Large quantities of ¹³⁷Cs released from the Fukushima Daiichi nuclear power plant are being continuously transported from surrounding rivers into Kasumigaura lake (Ibaraki prefecture), which may pose a potential radiation threat to millions of residents’ health and the local industrial development. Given over 95% of ¹³⁷Cs in the river tightly combined with suspended sediment (SS), learning the dynamic variation in particulate 137Cs input/discharge and the behind mechanisms controlling their migration is essential for this region. Land use is usually viewed as a critical factor affecting sediment yield and ¹³⁷Cs inventory. Particularly in rain season, its difference in soil erodibility would be significantly amplified, altering fluvial sediment supply and particulate ¹³⁷Cs discharge. However, due to the lack of long-term river monitoring in Kasumigaura lake region, the dynamic variation in fluvial SS and particulate ¹³⁷Cs are still unknown, which also hamper our ability to learn the impact of land use differences on the ¹³⁷Cs dynamic transport.
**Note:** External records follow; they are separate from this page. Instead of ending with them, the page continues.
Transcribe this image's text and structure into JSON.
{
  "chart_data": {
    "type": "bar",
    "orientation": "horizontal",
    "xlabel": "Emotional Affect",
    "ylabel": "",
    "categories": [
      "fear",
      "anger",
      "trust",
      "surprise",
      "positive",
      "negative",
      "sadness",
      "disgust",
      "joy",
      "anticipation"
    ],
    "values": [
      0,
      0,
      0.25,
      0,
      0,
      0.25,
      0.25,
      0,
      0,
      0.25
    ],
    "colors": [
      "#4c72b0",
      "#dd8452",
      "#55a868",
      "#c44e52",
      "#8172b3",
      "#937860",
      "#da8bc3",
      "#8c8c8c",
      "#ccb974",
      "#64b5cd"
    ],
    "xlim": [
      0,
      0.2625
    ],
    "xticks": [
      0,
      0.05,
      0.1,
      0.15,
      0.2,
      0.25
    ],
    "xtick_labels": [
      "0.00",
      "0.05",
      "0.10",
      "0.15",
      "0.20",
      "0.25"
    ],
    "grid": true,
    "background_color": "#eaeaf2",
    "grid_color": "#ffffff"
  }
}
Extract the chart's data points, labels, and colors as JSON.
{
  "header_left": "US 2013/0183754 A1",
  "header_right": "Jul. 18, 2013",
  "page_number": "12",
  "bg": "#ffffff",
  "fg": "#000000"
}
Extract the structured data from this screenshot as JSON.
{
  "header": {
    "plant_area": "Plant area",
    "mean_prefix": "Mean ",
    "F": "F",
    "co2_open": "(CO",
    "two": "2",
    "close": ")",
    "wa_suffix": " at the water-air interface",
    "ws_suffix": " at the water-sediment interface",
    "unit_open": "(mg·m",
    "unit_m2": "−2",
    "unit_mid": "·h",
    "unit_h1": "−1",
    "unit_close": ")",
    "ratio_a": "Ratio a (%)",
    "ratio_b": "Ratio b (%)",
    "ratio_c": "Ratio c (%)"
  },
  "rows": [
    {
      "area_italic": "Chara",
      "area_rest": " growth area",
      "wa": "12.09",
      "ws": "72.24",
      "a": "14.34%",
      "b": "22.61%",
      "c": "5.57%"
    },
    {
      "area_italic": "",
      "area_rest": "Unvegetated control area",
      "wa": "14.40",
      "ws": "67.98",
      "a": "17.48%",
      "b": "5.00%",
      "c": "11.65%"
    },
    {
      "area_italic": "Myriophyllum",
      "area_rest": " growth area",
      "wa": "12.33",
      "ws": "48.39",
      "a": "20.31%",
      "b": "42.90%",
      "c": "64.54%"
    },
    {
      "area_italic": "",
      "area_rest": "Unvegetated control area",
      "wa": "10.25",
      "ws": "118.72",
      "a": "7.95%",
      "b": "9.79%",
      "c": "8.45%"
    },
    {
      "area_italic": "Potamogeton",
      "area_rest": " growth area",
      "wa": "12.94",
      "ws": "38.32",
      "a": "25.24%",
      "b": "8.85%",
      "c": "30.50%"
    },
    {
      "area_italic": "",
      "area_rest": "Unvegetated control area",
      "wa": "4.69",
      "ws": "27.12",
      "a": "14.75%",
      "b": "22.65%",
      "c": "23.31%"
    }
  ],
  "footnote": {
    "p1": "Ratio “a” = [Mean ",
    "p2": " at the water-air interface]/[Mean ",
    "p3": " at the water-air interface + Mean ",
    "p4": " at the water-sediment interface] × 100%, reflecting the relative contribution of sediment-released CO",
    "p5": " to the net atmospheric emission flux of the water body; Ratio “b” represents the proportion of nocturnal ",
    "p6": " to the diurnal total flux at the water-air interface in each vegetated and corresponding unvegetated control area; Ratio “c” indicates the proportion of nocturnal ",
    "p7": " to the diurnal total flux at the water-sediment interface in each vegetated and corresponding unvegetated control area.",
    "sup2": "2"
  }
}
To fill this knowledge gap, we conducted a six-year monitoring campaign in two sub-catchments (i.e., Koise river basin and Sakura river basin) where the former has a higher forest proportion, and the latter one has a higher agricultural land proportion. The river monitoring dataset shows the turbidity is significantly correlated with water discharge in Koise, whereas this relationship is not evident in Sakura. Through the hysteresis analysis, we discover that hysteresis type 3 appeared more frequently in Koise, suggesting the existence of delayed SS supply. The ¹³⁷Cs monitoring dataset demonstrates both sites present a significant exponential decrease trend in particulate ¹³⁷Cs concentration, but the activities in Koise are slightly higher. Furthermore, the estimated ¹³⁷Cs fluxes were also found higher in Koise. Considering the forest is usually farther from rivers and has a higher ¹³⁷Cs entrainment coefficient, these scenarios are thought as the result of the difference in sediment supply due to their different land use composing proportions. Additionally, combining synchronous rainfall records, we find both water discharge and sediment load in two catchments responded extremely well to rainfall, confirming the significant role of precipitation in fluvial sediment supply. Furthermore, we also utilize meteorological radar data, quantified land use, and ¹³⁷Cs inventory to reconstrue the spatial distribution of ¹³⁷Cs loss, which provides a potential tool to predict the ¹³⁷Cs loss with watershed characteristics.